Ao exonerar uma parcela considerável de indicados por Sérgio Gonçalves no governo, a decisão do governador Marcos Rocha deixou claro que não há mais possibilidade de acordo. Daí, surgem duas consequências: uma de que Rocha realmente não vai entregar o poder ao seu substituto, para disputar o Senado. Outra, que não haverá mais diálogo possível com seu vice e hoje adversário.
Ainda houve algumas manobras para uma possibilidade de acordo, mesmo que remoto. Rocha tentava assumir o comando do União Brasil no Estado, mas o partido é presidido por seu ex-chefe da Casa Civil e irmão de Sérgio, o empresário Júnior Gonçalves. Júnior foi eleito para o posto até 2027. Marcos Rocha, a partir daí, começou um movimento para isolar ainda mais seu vice, exonerando inicialmente quase 40 ocupantes de cargos comissionados. Nos próximos dias, outros tantos poderão seguir o mesmo caminho.

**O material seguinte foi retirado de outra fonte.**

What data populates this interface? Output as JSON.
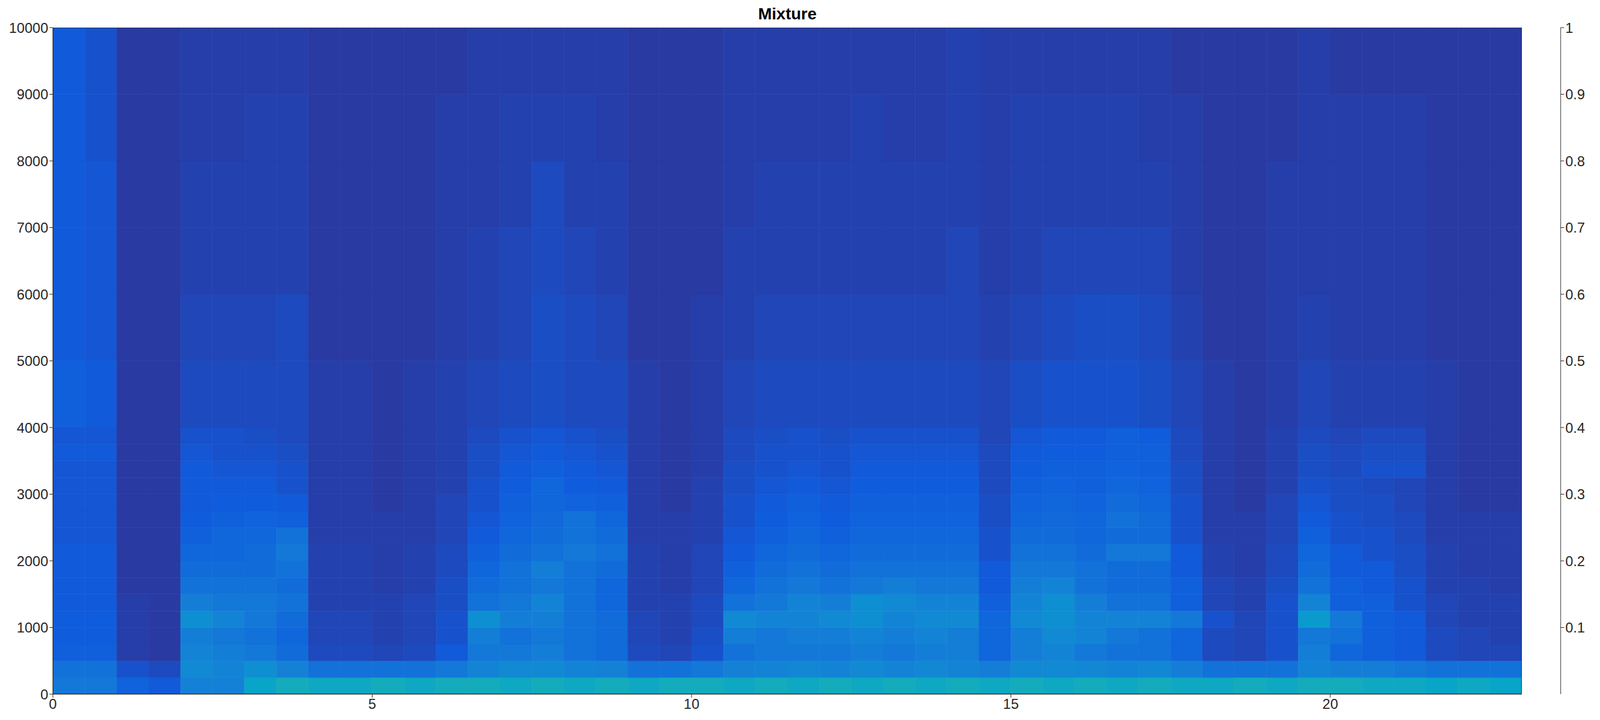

O Governador concluiu que não poderia repassar o poder a Sérgio Gonçalves, pelo risco que isso lhe representaria. Teria que confiar cegamente no ex-parceiro que ele mesmo escolheu. Ao deixar sua cadeira, todo o poder ficaria nas mãos de Gonçalves e Rocha estaria vulnerável, inclusive podendo sua campanha ao Senado, nesta hipótese, ser enterrada pelo fogo ex-amigo.
Para lamento do grupo palaciano atual, que torcia pela candidatura de Rocha ao Senado e da primeira dama à Câmara Federal (ambos com fortíssimas chances de chegar lá!) a cizânia primeiro com Júnior e depois com seu vice, Sérgio, está retirando do casal a perspectiva de candidatarem-se em 2026.
O principal projeto político do casal Rocha, agora, é concluir todas as obras e projetos sociais em andamento e entregarem o Governo ao sucessor com altíssima aprovação. Daí, ambos ainda com grande futuro na vida pública, pensariam em outras alternativas nos anos seguintes. No final das contas, uma pena porque tanto Marcos Rocha quanto Luana certamente teriam muito mais a dar aos rondonienses, caso chegasse ao Congresso. Ao que tudo indica, o sonho deles ficará para bem mais à frente.